Même si le plus récent, Spirito, s’avérait incomparablement plus réussi que les précédents (voir O. M. n° 145 p. 80 de décembre 2018), aucun des récitals discographiques de Marina Rebeka n’avait atteint la perfection. Son nouvel album, gravé en studio, en mai 2019, et baptisé Elle, comble enfin tous nos espoirs.
Ce n’est pas un hasard si l’accomplissement s’opère dans un programme entièrement français. Même si elle chante beaucoup moins Massenet, Gounod et Bizet que Bellini, Donizetti et Verdi, la soprano lettone avait notamment incarné une électrisante Thaïs, à Salzbourg, en 2016, et une explosive Marguerite de Faust, à Monte-Carlo, deux ans plus tard.

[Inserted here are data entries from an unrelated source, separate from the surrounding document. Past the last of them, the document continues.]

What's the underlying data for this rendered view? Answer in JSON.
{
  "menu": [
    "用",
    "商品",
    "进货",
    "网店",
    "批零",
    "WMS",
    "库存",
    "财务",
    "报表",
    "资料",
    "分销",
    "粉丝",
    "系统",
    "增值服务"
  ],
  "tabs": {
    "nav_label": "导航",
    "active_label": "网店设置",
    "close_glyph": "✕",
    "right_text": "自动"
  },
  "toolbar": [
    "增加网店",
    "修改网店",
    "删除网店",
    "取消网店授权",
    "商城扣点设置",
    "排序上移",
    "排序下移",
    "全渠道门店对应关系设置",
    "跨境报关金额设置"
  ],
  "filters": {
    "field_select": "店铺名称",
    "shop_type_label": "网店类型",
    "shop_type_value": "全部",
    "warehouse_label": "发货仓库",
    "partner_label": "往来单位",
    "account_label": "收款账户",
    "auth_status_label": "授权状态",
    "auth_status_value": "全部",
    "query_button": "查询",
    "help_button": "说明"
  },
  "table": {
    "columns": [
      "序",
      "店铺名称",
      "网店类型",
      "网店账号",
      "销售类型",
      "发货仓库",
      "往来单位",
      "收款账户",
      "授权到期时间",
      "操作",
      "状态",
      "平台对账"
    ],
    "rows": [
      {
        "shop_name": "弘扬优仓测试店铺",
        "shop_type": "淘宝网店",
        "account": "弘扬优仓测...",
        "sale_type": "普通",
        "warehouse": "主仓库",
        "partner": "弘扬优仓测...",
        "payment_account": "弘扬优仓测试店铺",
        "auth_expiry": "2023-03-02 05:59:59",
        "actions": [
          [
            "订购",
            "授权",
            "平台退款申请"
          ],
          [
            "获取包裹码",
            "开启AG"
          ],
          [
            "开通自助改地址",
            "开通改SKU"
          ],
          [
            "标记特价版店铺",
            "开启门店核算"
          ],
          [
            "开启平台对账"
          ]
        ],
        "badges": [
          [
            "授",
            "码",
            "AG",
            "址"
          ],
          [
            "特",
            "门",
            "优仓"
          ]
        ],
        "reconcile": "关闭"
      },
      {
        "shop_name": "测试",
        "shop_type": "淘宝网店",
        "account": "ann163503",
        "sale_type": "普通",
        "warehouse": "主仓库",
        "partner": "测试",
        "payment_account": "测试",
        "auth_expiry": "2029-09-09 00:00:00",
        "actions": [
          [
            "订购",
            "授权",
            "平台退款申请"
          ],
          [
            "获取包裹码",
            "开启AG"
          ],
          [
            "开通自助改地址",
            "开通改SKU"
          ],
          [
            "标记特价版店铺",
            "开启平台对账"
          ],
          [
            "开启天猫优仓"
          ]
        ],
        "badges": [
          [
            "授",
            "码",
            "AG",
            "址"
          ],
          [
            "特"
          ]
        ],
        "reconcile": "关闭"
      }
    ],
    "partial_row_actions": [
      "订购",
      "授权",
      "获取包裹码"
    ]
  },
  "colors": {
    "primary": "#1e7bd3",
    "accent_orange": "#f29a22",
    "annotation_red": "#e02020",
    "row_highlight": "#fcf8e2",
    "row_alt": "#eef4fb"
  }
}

On retrouve ces deux héroïnes dans Elle : une Thaïs (« Dis-moi que je suis belle », « Ô messager de Dieu ») idéalement séductrice, au contre-ré sidérant ; et une Marguerite (« Ah ! je ris… », « Il ne revient pas ! ») jeune et lumineuse, d’abord prête à tout pour échapper à la monotonie de son quotidien, puis déchirée entre le remords, l’accablement et l’espoir.
La voix, jolie, capiteuse, homogène, a gagné en épaisseur dans le grave, rendant parfaitement plausibles Chimène du Cid (« Pleurez, pleurez mes yeux ! »), tout comme Salomé d’Hérodiade (« Il est doux, il est bon », captivant mélange de lascivité et de candeur).
L’un des points sur lesquels Marina Rebeka a le plus progressé est, très certainement, la diction. Constamment compréhensible, son français est, de surcroît, accentué et modulé avec beaucoup de sensibilité, sans pour autant basculer dans l’afféterie. Carmen (« L’amour est un oiseau rebelle ») et Manon (« Adieu, notre petite table ») en bénéficient plus particulièrement, avec un chant naturellement conduit par la couleur et les correspondances entre les mots.
Leïla des Pêcheurs de perles est une surprise : l’instrument, qui semblait a priori un peu lourd, pare « Comme autrefois » d’une inhabituelle aura de sensualité, avec une cadence finale impeccable, couronnée de l’indispensable trille. Quant à Juliette, si « Je veux vivre » révèle des vocalises manquant désormais de légèreté (comme celles de « Sempre libera » dans l’intégrale de La traviata, également publiée chez Prima Classic), « Amour, ranime mon courage » soulève l’auditeur de son siège par sa fougue et son rayonnement, au point de faire oublier quelques tensions dans l’extrême aigu.
Le sommet, peut-être, demeure l’air de Louise, qui ouvre l’album. Une prise de son merveilleusement soyeuse et nette (bravo à Edgardo Vertanessian !) flatte une voix au charme irrésistible, ainsi qu’une interprétation très « fin de siècle », mais sans rien d’alangui, ni d’évanescent. Et puis, quel si aigu piano sur « Ah ! je suis heureuse », l’un des plus miraculeux de la discographie !
Également bien mis en valeur par l’enregistrement, l’Orchestre Symphonique de Saint-Gall se montre à la fois nuancé et compact, sous la baguette de Michael Balke, constamment à l’écoute des moindres variations d’atmosphère de ces pages, comme des éclairages subtilement diversifiés que Marina Rebeka jette sur elles.